Victims of these hurricanes can deduct most of their casualty losses even if they do not itemize.

Normally, you had to do the following to deduct casualty losses:

  • First subtract out $100 per casualty.
  • Then you could only deduct net casualty losses that exceed 10% of your Adjusted Gross Income (AGI).
  • You needed to itemize your expenses on Schedule A. Those who took the standard deduction were not allowed to increase it.

With the new legislation,

  • You first need to subtract out $500 per casualty.
  • You can then deduct all of the net casualty loss if you suffered damage that was not covered by insurance in these hurricane zones.
  • If your net casualty loss exceeds the cost of the property plus improvements or adjustments, you can only deduct the cost of the property plus improvements.
  • If you do not itemize, you can add your losses to your standard deduction amount.
  • More information is contained in IRS Publication 584.

You can carry back the loss to 2016 to get your refund faster.

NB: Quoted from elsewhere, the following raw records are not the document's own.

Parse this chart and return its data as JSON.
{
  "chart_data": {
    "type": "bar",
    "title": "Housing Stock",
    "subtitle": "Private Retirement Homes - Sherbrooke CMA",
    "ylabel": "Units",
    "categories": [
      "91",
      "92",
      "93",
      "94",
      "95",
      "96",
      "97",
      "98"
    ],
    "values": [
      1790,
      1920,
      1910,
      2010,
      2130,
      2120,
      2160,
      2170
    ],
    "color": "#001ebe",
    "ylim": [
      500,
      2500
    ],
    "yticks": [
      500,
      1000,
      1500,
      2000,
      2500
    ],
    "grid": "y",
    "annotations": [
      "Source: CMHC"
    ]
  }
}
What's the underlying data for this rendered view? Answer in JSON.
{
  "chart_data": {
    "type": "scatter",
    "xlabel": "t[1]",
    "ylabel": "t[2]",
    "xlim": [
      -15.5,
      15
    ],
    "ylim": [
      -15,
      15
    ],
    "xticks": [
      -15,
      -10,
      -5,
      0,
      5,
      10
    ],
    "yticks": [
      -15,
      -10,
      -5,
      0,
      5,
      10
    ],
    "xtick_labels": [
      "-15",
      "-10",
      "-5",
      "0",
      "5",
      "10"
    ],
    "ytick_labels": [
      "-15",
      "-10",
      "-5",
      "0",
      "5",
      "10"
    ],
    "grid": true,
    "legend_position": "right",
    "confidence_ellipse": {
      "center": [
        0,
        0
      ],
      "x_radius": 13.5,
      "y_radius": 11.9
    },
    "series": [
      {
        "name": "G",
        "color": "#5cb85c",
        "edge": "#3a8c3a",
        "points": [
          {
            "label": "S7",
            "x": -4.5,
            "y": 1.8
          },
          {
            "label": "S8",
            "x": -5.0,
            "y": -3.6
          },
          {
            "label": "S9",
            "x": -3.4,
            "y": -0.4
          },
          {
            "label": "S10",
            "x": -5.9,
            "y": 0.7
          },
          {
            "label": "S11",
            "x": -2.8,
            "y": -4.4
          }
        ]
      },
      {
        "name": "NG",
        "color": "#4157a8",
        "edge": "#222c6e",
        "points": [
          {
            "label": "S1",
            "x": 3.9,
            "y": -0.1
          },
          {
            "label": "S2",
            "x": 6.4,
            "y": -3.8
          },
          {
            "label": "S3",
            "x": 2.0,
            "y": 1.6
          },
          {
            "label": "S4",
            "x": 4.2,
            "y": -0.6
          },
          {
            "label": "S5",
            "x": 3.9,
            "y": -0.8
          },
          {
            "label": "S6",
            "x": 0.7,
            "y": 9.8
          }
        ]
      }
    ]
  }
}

If you live in a federally-declared disaster area, you do not have to wait until you file your 2017 return to get a refund. You are allowed to file an amended return (IRS Form 1040X) for the year before the loss occurred. Just remember you cannot file an amended return electronically.

You can use your retirement funds without penalty to help pay for losses.

The 10% early withdrawal penalty is waived if you are a victim of Hurricanes Harvey, Irma, and Maria – normally you have to wait until age 59 ½ to withdraw without penalty. They also are allowing “greater flexibility” in borrowing from your retirement accounts so I would check with your retirement account provider on what this means in practical terms.

I do not recommend you use your retirement funds, whether it is a straight withdrawal or a loan, to pay for hurricane damages. This money is for your retirement. Having to pay back a 401(k) loan or replenish money you have withdrawn can really set your retirement funding plan back. For many, they were already behind to start with!